Referring to support given to the rebels by Saudi Arabia, Turkey and Qatar, in a letter to the United Nations, the Syrian Foreign Ministry said that the blasts were a "dangerous escalation by the hostile and extremist regimes in Riyadh, Ankara and Doha", state television reported.
 
U.N. Secretary General Ban Ki-moon condemned the attacks.
 
A man walked into a hospital emergency department and blew himself up in one of the four blasts in Jableh.
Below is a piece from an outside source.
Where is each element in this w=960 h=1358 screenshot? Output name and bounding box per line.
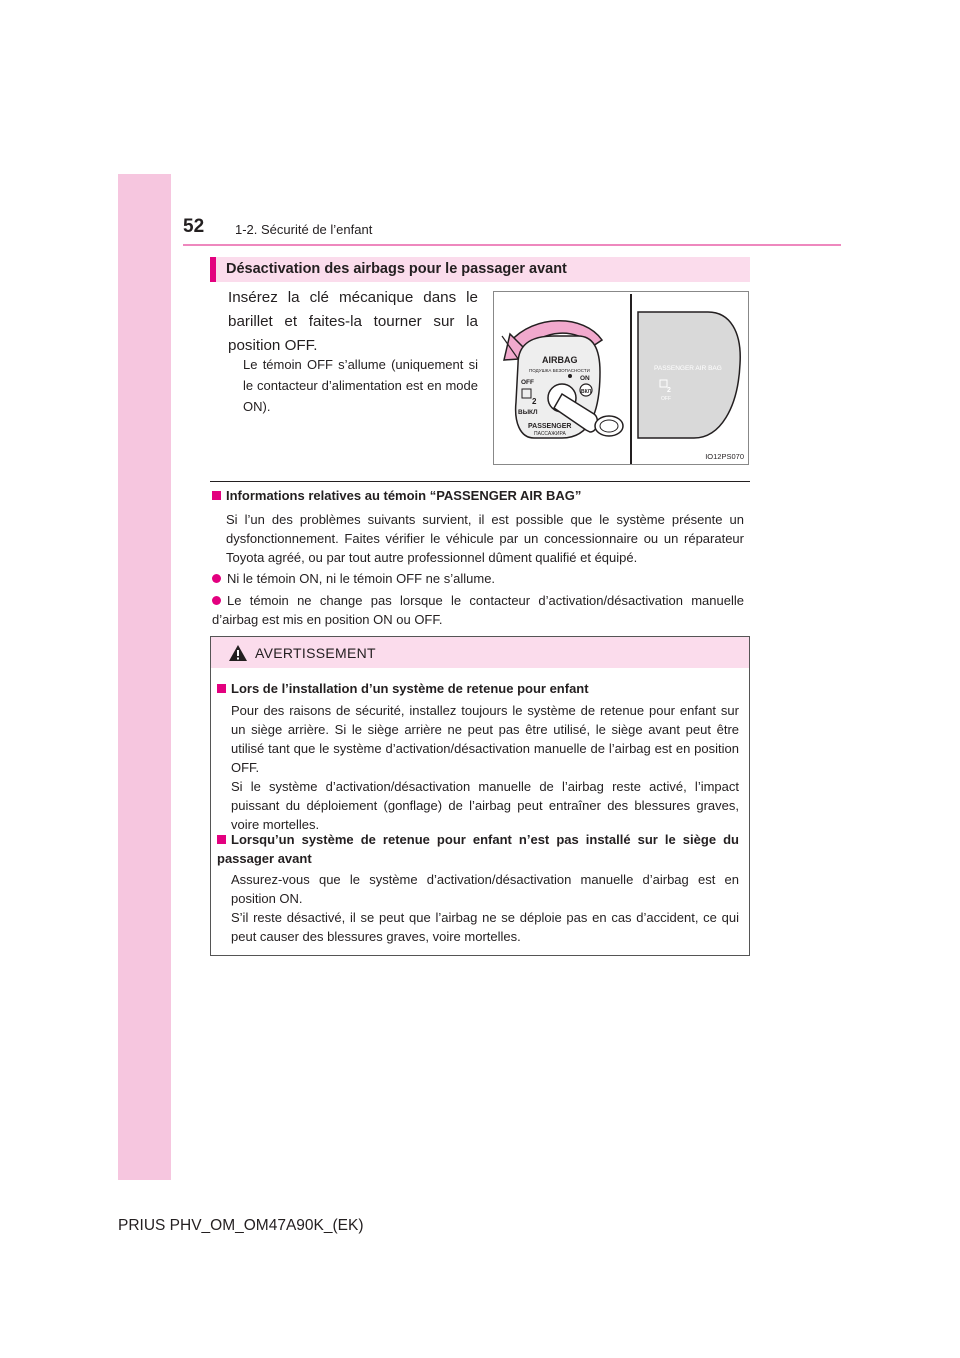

Another blast was at a bus station. the Observatory and state media said that a bus station were also targeted by the Tartous bombs.
 
He heard an explosion at the bus station, followed less than a minute later by the hospital blast, Younes Hassan, a doctor at the Jableh hospital told the media.
 
"Everything went into emergency mode, wounded people began arriving," he told Reuters by phone.
 
This latest attack on the healthcare sector was also condemned by the International Committee of the Red Cross.
 
A driver at the bus station said that the Tartous explosions occurred in quick succession.
 
"People began running but didn't know which direction to go, cars were on fire, there was blood and bodies on the ground," Nizar Hamade said.
 
Several twisted and burnt-out cars and vans were seen in footage broadcast by the state-run Ikhbariya news channel.
 
Saying its fighters had targeted "gatherings of Alawites", the Islamic State claimed the attacks in a statement posted online by the group's Amaq news agency.
 
The attacks were carried out in a government-held area "so they experience the same taste of death which Muslims so far have tasted from Russian (and Syrian government) air strikes on Muslim towns", aid a second statement issued by the militant group.